What does it mean to be “Asian enough?”

That was a question Gina often asked herself while growing up. Half-Korean and half-white, she spent most of her first 18 years in Korea, on a U.S. Army base and then in Seoul. She was immersed in the country’s culture and traditions, fluent in the language and surrounded by Korean friends and family.

But when she moved to the U.S. to attend college in a predominantly white, rural community, she found that some of her mannerisms stuck out. In Korea, for example, holding hands and linking arms with her female classmates was a way to signify friendship. But in the context of her new roommates, some of whom had never had an Asian friend before, that felt suddenly and completely foreign.

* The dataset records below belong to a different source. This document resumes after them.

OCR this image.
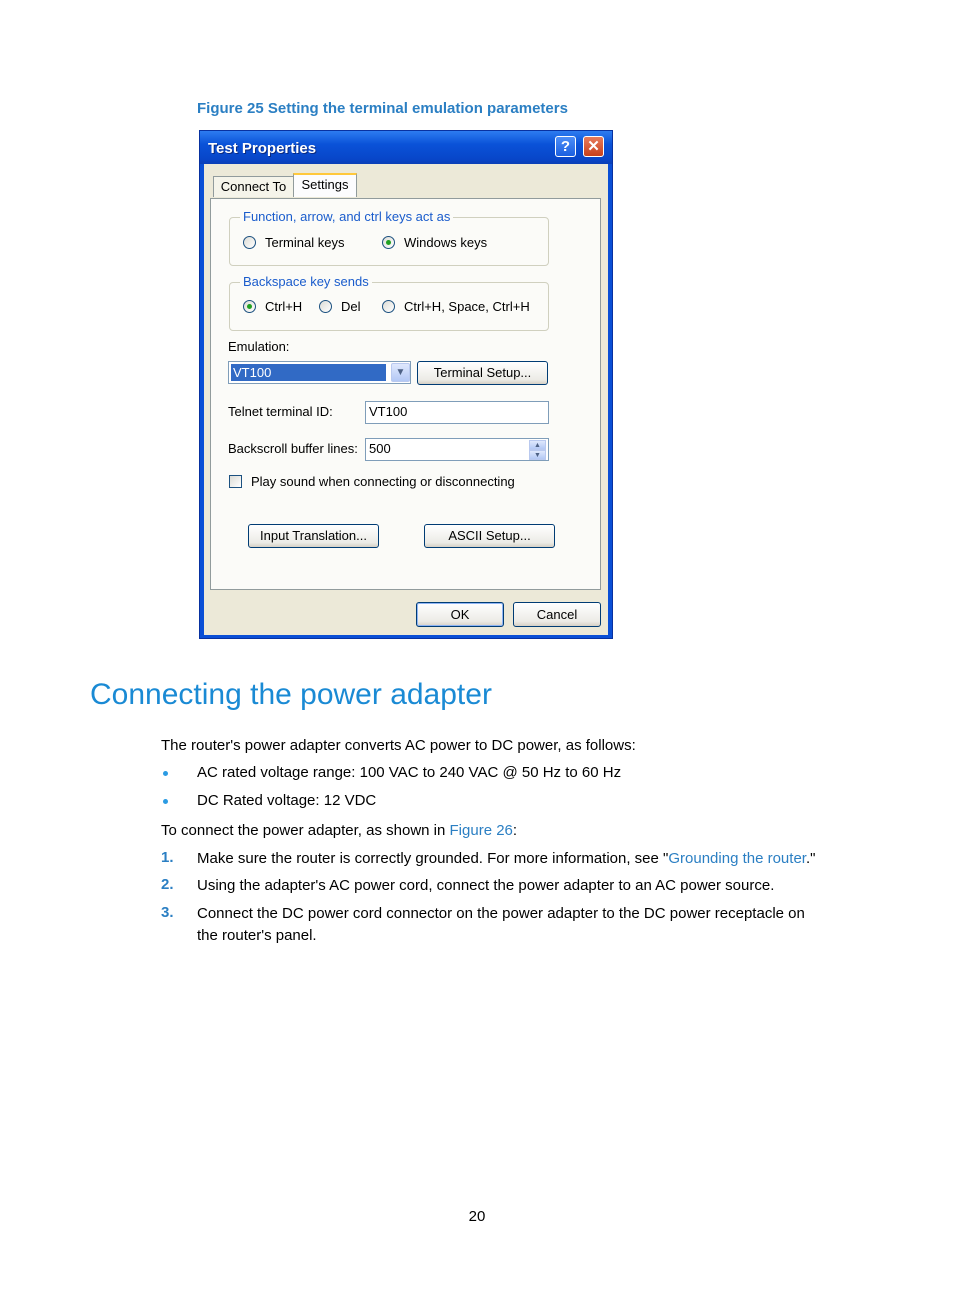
Figure 25 Setting the terminal emulation parameters
Test Properties	?	✕
Connect To	Settings
Function, arrow, and ctrl keys act as
Terminal keys	Windows keys
Backspace key sends
Ctrl+H	Del	Ctrl+H, Space, Ctrl+H
Emulation:
VT100	▼	Terminal Setup...
Telnet terminal ID:	VT100
Backscroll buffer lines: 500	▲
▼
Play sound when connecting or disconnecting
Input Translation...	ASCII Setup...
OK	Cancel
Connecting the power adapter
The router's power adapter converts AC power to DC power, as follows:
AC rated voltage range: 100 VAC to 240 VAC @ 50 Hz to 60 Hz
DC Rated voltage: 12 VDC
To connect the power adapter, as shown in Figure 26:
1. Make sure the router is correctly grounded. For more information, see "Grounding the router."
2. Using the adapter's AC power cord, connect the power adapter to an AC power source.
3. Connect the DC power cord connector on the power adapter to the DC power receptacle on
the router's panel.
20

“I checked myself because I wanted to fit in,” remembers Gina, now a Starbucks district manager in Virginia. Meanwhile, “my Korean friends thought I was trying to become more American. It was a constant struggle where you can’t be both to their fullest extent.”

Gina, 33, began to find acceptance of her identity after meeting her husband, who was born in Korea, but had a completely different lived experience after being adopted by a Danish American family in the Midwest. He didn’t speak the language and wasn’t familiar at all with the customs.

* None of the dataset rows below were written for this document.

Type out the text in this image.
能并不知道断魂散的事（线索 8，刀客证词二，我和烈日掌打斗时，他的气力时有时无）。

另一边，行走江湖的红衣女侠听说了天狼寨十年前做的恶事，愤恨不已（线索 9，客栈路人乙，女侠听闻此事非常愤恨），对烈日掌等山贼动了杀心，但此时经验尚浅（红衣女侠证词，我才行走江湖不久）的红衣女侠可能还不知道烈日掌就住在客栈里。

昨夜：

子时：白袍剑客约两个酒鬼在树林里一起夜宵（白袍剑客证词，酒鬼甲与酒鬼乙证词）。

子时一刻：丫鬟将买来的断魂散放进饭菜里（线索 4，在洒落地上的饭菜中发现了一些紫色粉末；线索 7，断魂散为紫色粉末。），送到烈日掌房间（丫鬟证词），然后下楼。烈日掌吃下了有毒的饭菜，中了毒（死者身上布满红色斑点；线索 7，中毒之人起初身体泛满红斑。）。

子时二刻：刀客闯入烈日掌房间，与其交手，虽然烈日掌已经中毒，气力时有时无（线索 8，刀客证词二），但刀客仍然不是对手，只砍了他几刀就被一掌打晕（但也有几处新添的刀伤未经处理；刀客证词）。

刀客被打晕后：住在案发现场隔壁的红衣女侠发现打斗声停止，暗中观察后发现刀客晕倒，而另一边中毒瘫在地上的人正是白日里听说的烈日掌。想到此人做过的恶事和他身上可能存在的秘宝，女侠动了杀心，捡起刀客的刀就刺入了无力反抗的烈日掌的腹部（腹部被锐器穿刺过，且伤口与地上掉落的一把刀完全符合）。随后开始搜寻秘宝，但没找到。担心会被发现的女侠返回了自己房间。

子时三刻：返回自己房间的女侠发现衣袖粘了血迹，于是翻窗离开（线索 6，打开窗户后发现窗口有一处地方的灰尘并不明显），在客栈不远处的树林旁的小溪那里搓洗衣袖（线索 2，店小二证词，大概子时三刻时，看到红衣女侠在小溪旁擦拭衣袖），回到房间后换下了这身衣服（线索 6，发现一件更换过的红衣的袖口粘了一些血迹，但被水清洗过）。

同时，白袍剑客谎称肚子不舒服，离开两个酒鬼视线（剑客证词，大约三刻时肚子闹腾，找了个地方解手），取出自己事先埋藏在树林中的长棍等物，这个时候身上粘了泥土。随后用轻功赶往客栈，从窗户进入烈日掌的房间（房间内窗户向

Gina and husband, sitting at table wtih Starbucks beverages, smiling

“It was important for me to help him find his identity and be proud of being Korean,” she says. “Through that mutual discovery process, I was able to feel more comfortable in my own skin, that I can fully feel comfortable being an Asian as I would like to be, without having to make excuses or having validation.”

Now that they have children, “it’s very important and a part of my responsibility to help them be able to understand what part of their identity makes them unique, that makes them be able to have additional value out in society,” Gina says. “I want my kids to feel empowered. I want them to know that they can be fully and culturally how they choose” – whether it’s wearing a traditional hanbok to school or learning how to honor their halmoni, or grandmother.

About five years ago, Gina joined the Starbucks Women’s Impact Network (WIN), a partner (employee) resource group, where she found a community of strong women leaders. They helped her gain confidence and “be comfortable around uncomfortable topics.” She thought specifically about the many times she felt “invisible” during discussions about race, when some people assumed she was only championing Asian causes because of her husband and their children, or when others invalidated her views because they assumed she was white or not Asian enough to fully understand the struggles.

By then, she’d met many other Asian American peers, who like her, were working through identity issues too. So last October, she helped launch the Mid-Atlantic regional chapter of the Pan-Asian Partner Network (PPN), another partner resource group. They are now more than 100 members strong.

“My entire life, I’ve dealt with this idea of wanting to fit in, without having to check one box or the other,” Gina says. “I saw there was a part of my own personal community that wasn’t being represented and supported. It was just a moment for me to take every experience that I’d had, and do what I’d always wanted someone to do for me.”

The timing was especially meaningful. Amidst the recent rise in anti-Asian violence, PPN regional chapters have been holding listening sessions across the country this spring, so partners can find community and resources, and process and reflect on their experiences. More than 1,600 Starbucks partners have participated so far.

“For a long time, I felt like I shouldn’t be the one to launch the PPN chapter, because I’m not fully Asian, or I don’t represent the true Asian experience,” she says. “But I’m so glad for my experiences. At the end of the day, I push all that aside. I hope that people, in hearing my story, maybe feel inspired and speak up themselves, unapologetically be themselves, and not feel like they have to be an imposter in one aspect or another. I love that I can fully be me.”